Once all was said and done, the judge visited us in our room to thank us and give us certificates. He reiterated how amazing the criminal justice system is in the United States, and how very few countries hold trials giving the accused a jury of his or her peers. “As cumbersome as it seems at times, it works,” he stated. And at that moment we all agreed wholeheartedly.

Full confession: if I’d had a good excuse not to serve, I probably would have offered it. I didn’t want to cancel my plans for four days any more than anyone else did, but now I’m glad I was chosen. I encourage you to “all rise” to the occasion, too, if you are called. Once you serve, you’ll stand a bit taller and feel a bit prouder of the justice system in this country we are blessed to call home.

Comments

  1. Love your insight here. And we ARE blessed to call this country home!

  2. Nancy,
    Beautifully told. I’ve never been called for jury duty and never felt I’d missed out on a meaningful experience — until now. I love the way you described our God and his unfailing love for us all.

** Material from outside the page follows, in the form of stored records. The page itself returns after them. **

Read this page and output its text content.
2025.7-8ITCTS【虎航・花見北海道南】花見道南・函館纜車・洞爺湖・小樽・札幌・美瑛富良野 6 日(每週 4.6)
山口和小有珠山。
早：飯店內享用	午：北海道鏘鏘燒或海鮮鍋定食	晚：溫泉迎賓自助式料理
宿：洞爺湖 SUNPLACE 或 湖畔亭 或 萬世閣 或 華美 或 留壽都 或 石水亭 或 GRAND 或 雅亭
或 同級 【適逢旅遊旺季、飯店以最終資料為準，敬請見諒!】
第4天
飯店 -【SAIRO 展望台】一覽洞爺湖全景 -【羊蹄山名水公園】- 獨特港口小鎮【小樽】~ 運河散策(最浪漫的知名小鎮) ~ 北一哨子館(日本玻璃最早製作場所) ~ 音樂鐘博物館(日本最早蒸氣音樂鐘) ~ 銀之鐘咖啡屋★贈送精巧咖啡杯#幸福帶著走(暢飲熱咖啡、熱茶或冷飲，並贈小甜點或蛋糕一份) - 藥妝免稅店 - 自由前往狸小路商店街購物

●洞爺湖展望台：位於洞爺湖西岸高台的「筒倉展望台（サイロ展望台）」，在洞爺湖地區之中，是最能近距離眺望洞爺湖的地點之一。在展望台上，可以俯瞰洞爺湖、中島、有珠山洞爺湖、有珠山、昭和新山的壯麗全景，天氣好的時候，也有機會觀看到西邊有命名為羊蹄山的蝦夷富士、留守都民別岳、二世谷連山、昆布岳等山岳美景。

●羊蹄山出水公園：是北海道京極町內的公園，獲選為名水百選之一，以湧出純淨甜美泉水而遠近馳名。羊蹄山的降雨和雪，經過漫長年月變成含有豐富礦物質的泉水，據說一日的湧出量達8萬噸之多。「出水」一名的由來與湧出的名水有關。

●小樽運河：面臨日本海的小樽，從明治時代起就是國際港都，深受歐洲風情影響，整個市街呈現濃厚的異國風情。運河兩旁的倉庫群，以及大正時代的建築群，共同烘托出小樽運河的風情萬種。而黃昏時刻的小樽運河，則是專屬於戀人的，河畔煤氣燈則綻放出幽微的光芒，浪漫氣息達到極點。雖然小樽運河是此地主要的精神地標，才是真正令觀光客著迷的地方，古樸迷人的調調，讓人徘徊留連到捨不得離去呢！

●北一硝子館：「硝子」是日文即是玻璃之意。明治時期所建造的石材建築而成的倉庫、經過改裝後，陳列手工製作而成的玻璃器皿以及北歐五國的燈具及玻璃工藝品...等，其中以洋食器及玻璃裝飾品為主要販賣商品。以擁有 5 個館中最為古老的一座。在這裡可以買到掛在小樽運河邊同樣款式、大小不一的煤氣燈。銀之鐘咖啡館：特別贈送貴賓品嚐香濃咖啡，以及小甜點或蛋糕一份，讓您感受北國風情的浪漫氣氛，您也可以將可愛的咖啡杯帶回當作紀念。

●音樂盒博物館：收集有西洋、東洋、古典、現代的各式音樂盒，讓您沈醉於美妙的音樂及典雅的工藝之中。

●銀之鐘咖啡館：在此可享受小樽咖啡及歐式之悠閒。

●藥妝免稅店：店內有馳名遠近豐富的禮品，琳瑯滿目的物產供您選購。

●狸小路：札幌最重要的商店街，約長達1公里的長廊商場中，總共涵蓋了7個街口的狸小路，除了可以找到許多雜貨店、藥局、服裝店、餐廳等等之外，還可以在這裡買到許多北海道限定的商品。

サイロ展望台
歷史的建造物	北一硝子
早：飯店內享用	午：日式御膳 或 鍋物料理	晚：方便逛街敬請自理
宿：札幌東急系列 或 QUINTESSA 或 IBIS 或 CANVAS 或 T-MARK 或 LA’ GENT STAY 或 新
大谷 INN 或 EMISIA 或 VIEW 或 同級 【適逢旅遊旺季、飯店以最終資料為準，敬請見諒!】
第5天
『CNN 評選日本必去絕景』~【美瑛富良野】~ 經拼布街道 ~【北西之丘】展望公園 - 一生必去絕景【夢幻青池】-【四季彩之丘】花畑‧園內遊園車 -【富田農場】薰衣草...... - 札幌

  3. Peggy Lovelace Ellis says:

    Awesome, Nancy! As a former legal secretary of many years experience, I can relate to your analysis. Although I never served on a jury, I had other professional experiences with judges, prosecutors, and defense counsels. I don’t envy anyone who must serve, privilege or not, especially in capital crimes. Peggy Ellis

  4. Elizabeth Van Liere says:

    You put this experience together so well, especially showing me how God relates to each of us, fairly and caring for us. Thanks, Nancy.

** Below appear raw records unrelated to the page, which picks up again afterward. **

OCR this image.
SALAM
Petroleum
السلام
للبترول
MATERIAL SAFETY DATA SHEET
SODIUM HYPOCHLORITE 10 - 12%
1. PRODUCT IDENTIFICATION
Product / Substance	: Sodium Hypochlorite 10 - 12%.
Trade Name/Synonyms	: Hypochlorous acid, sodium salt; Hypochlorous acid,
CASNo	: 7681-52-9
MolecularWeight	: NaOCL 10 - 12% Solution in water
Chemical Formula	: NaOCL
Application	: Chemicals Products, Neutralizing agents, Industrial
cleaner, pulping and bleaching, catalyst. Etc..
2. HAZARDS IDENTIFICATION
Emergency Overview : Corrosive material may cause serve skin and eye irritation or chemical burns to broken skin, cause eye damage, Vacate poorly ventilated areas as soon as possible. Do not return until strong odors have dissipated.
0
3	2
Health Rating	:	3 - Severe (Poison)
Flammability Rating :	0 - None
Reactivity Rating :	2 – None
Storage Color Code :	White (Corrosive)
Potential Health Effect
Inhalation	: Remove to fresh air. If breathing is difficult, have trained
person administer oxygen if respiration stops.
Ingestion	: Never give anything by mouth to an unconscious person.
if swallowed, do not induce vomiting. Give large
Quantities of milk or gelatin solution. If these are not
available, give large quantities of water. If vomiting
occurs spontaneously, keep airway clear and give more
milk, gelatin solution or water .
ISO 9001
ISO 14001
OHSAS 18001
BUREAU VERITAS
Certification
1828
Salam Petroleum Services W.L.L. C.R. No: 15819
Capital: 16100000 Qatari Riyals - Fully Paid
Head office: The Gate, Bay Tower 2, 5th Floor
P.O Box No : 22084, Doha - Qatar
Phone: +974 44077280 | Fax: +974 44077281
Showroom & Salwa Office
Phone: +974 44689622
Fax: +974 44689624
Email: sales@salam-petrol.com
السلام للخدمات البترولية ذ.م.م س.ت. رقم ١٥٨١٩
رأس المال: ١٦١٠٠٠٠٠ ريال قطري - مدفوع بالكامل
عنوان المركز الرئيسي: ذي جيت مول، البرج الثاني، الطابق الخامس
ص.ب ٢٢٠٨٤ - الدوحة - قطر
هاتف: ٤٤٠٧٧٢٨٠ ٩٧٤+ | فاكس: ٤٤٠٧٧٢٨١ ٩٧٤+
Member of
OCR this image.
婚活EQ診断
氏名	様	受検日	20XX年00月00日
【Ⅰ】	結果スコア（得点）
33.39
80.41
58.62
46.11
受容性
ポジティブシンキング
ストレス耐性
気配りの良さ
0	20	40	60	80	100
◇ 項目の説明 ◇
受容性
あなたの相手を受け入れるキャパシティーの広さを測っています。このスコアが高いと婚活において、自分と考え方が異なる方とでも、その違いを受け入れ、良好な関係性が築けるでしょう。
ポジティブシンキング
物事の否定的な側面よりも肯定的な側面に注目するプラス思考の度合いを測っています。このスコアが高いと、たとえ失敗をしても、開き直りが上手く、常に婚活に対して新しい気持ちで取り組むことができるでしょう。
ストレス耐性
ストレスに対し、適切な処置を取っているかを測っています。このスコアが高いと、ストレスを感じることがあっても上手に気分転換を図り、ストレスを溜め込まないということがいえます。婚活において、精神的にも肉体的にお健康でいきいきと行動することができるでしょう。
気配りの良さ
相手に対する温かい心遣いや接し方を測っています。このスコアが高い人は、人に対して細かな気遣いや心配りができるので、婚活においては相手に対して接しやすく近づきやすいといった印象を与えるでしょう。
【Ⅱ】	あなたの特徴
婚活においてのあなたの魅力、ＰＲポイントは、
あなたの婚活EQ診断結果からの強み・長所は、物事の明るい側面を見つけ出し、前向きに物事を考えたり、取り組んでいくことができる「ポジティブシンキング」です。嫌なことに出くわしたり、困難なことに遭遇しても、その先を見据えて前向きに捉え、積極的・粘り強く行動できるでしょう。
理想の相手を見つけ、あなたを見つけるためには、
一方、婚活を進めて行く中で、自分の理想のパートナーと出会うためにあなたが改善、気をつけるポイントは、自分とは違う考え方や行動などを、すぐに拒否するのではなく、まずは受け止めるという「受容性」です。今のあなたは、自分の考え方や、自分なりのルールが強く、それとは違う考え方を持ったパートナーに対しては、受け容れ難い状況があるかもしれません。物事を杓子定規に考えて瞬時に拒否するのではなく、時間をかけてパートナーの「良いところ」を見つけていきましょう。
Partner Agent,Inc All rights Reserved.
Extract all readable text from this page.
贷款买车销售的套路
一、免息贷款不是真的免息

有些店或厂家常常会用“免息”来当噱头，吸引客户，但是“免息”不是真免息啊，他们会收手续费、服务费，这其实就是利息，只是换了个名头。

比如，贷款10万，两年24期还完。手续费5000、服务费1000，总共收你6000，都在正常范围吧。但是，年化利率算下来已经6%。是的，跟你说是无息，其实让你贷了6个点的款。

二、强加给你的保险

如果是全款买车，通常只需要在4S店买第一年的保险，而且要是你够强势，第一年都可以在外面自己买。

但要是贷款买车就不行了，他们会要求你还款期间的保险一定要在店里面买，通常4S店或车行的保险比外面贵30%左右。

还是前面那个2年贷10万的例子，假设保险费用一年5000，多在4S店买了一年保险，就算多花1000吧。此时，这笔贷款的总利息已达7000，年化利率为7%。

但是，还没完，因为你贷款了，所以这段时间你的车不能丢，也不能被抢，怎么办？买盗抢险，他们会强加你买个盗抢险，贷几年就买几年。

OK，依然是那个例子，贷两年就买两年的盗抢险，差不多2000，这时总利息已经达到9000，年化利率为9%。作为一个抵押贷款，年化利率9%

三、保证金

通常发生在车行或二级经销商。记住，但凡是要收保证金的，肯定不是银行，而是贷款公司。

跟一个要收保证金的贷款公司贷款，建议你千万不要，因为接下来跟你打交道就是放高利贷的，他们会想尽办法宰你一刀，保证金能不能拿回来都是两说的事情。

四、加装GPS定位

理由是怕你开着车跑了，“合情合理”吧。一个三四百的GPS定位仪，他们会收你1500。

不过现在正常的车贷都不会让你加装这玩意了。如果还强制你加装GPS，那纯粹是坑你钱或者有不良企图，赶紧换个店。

  5. Yes, it is our civic duty to serve on a jury from time to time. We are seldom
    Exposed to extreme points of view from our own. Everyone comes from
    Different backgrounds so our perspective is greatly varied. What is frightening
    Is to observe all the corruption going on in our high DO J and FBI and no one
    Seems to pay the price for their poor choices.

  6. Bravo, Nancy. Thank you for serving our community and our society. I’ve heard it said to think of jury duty as if you were on trial. Wouldn’t we all want capable people willing to work well together to come up with a fair verdict for us?

  7. Beautifully written, Nancy. About a decade ago, I was forewoman on a case where the defendant was charged with going 14 mph over the speed limit. We deliberated a long time–all of us taking it very seriously–and the judge seemed relieved when we finally reached a verdict.

    • Isn’t it amazing that even with such a fact in evidence there’s still much to consider! I’ll have greater respect for “hung” juries from now on.

  8. Linda Schauer says:

    Nancy, you make me proud. Thank you for serving and for sharing.